A recent working paper on this topic, “Subsidizing the Middle: Policies, Tradeoffs, and Costs of Addressing Middle-Income Affordability Challenges,” released by the Harvard University Joint Center for Housing Studies (JCHS), examines, compares and contrasts these programs adopted by government officials, regarding their potential impact and the benefits they may lead to.
“In our study, we examine 11 state and local programs that are explicitly motivated by middle-income housing needs and which provide a direct (grants, loans or donation of public land) or indirect (property tax exemption or government guarantee of construction loans, for example) public subsidy,” read a recent blog post published by Harvard’s JCHS.
For example, the study notes that the Michigan Missing Middle Housing Program was created in 2022 “to provide grants to developers to build or substantially rehabilitate properties kept affordable for households earning 60% – 120% of area median income (AMI).”
Additionally, at the local level, the Philadelphia Workforce Housing Credit Enhancement was also highlighted in JCHS’ paper. The program provides a partial loan guarantee for the construction of middle-income housing—which is affordable to a household earning up to 100% of AMI, that is built on land acquired from one or more public agencies.
While each of these middle-income housing programs differ as far as funding and requirements are concerned (in addition to various other aspects), they’re also new and graphically diverse, covering a spectrum of market conditions and housing costs.
Delving deeper, per-unit funding for state and local governments is generally different.
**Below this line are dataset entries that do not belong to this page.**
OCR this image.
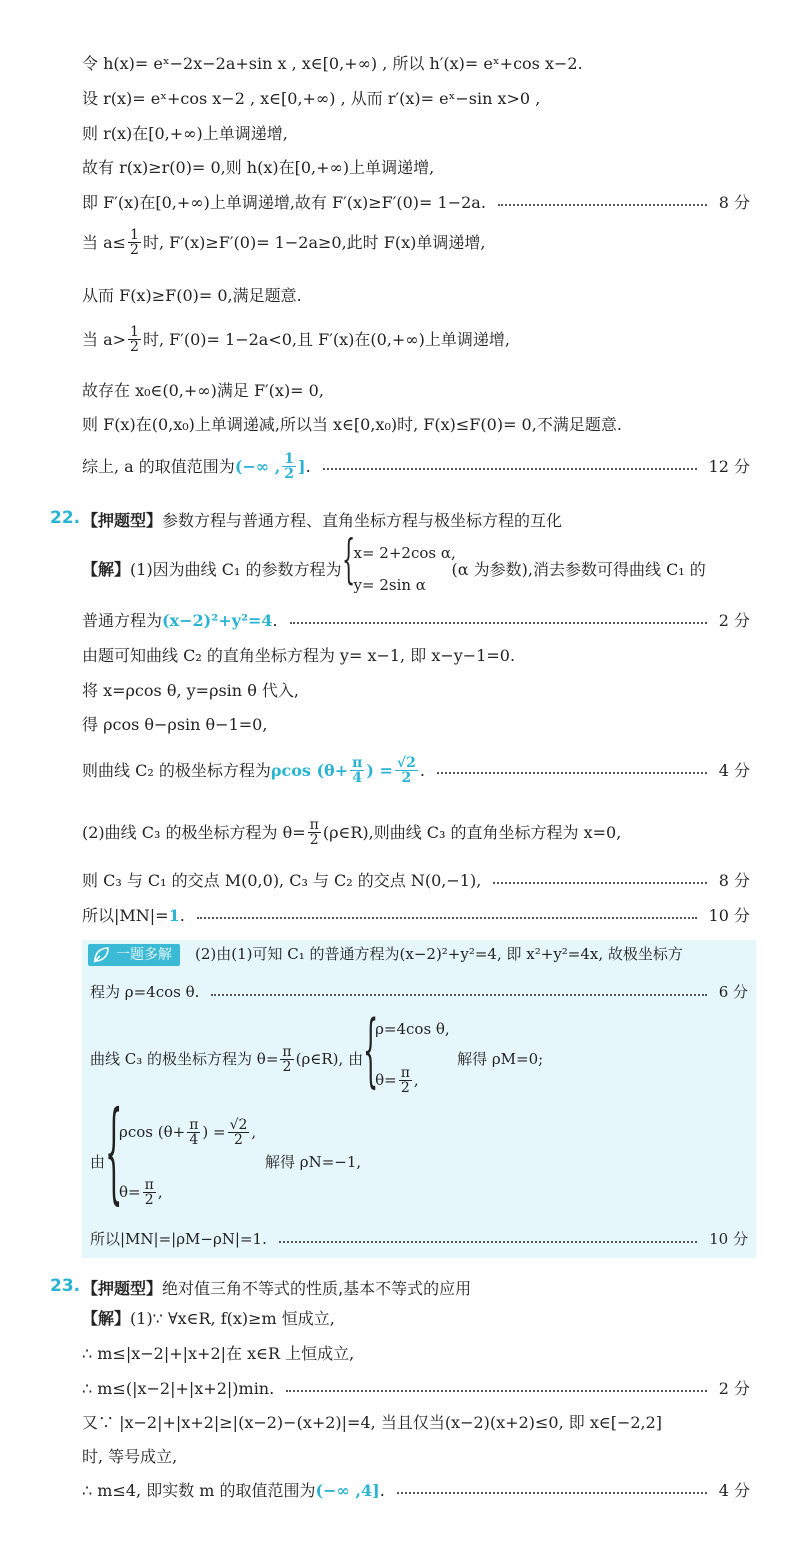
令 h(x)= eˣ−2x−2a+sin x , x∈[0,+∞) , 所以 h′(x)= eˣ+cos x−2.
设 r(x)= eˣ+cos x−2 , x∈[0,+∞) , 从而 r′(x)= eˣ−sin x>0 ,
则 r(x)在[0,+∞)上单调递增,
故有 r(x)≥r(0)= 0,则 h(x)在[0,+∞)上单调递增,
即 F′(x)在[0,+∞)上单调递增,故有 F′(x)≥F′(0)= 1−2a.	8 分
当 $a\le \frac{1}{2}$ 时, F′(x)≥F′(0)= 1−2a≥0,此时 F(x)单调递增,
从而 F(x)≥F(0)= 0,满足题意.
当 $a> \frac{1}{2}$ 时, F′(0)= 1−2a<0,且 F′(x)在(0,+∞)上单调递增,
故存在 x₀∈(0,+∞)满足 F′(x)= 0,
则 F(x)在(0,x₀)上单调递减,所以当 x∈[0,x₀)时, F(x)≤F(0)= 0,不满足题意.
综上, a 的取值范围为 (−∞ , $\frac{1}{2}$ ] .	12 分
22. 【押题型】参数方程与普通方程、直角坐标方程与极坐标方程的互化
【解】 (1)因为曲线 C₁ 的参数方程为 {
x= 2+2cos α,
y= 2sin α
(α 为参数),消去参数可得曲线 C₁ 的
普通方程为 (x−2)²+y²=4 .	2 分
由题可知曲线 C₂ 的直角坐标方程为 y= x−1, 即 x−y−1=0.
将 x=ρcos θ, y=ρsin θ 代入,
得 ρcos θ−ρsin θ−1=0,
则曲线 C₂ 的极坐标方程为 ρcos ($\theta+ \frac{\pi}{4}$ ) = $\frac{√2}{2}$ .	4 分
(2)曲线 C₃ 的极坐标方程为 $\theta= \frac{\pi}{2}$ (ρ∈R),则曲线 C₃ 的直角坐标方程为 x=0,
则 C₃ 与 C₁ 的交点 M(0,0), C₃ 与 C₂ 的交点 N(0,−1),	8 分
所以|MN|= 1 .	10 分
一题多解	(2)由(1)可知 C₁ 的普通方程为(x−2)²+y²=4, 即 x²+y²=4x, 故极坐标方
程为 ρ=4cos θ.	6 分
曲线 C₃ 的极坐标方程为 $\theta= \frac{\pi}{2}$ (ρ∈R), 由 {
ρ=4cos θ,
$\theta= \frac{\pi}{2}$ ,
解得 ρM=0;
由 {
ρcos ($\theta+ \frac{\pi}{4}$ ) = $\frac{√2}{2}$ ,
$\theta= \frac{\pi}{2}$ ,
解得 ρN=−1,
所以|MN|=|ρM−ρN|=1.	10 分
23. 【押题型】绝对值三角不等式的性质,基本不等式的应用
【解】 (1)∵ ∀x∈R, f(x)≥m 恒成立,
∴ m≤|x−2|+|x+2|在 x∈R 上恒成立,
∴ m≤(|x−2|+|x+2|)min.	2 分
又∵ |x−2|+|x+2|≥|(x−2)−(x+2)|=4, 当且仅当(x−2)(x+2)≤0, 即 x∈[−2,2]
时, 等号成立,
∴ m≤4, 即实数 m 的取值范围为 (−∞ ,4] .	4 分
For example, Massachusetts provides loans for up to $100,000 per affordable unit, Michigan a maximum of $70,000 in grants per affordable unit in projects with at least 12 units, and $80,000 for smaller projects.
Many programs have commonalities, too, however, almost all the programs highlighted in the study use a percent of AMI to determine eligibility for renters rather than job status, career path, or other, even when billed as “workforce housing” programs.
According to JCHS’ blog post, “While some programs fund rehabilitation, adaptive reuse or acquisition and conversion, they largely emphasize new construction.” For example, “the Colorado Middle-Income Housing Authority aims to subsidize the creation of 3,500 units affordable to middle-income renter households, including at least 2,800 units that must be newly built.”
Little research has been done on state and local middle-income housing programs and policies, which is why Harvard’s JCHS paper intends to “close this gap by documenting the rise and features of these programs.”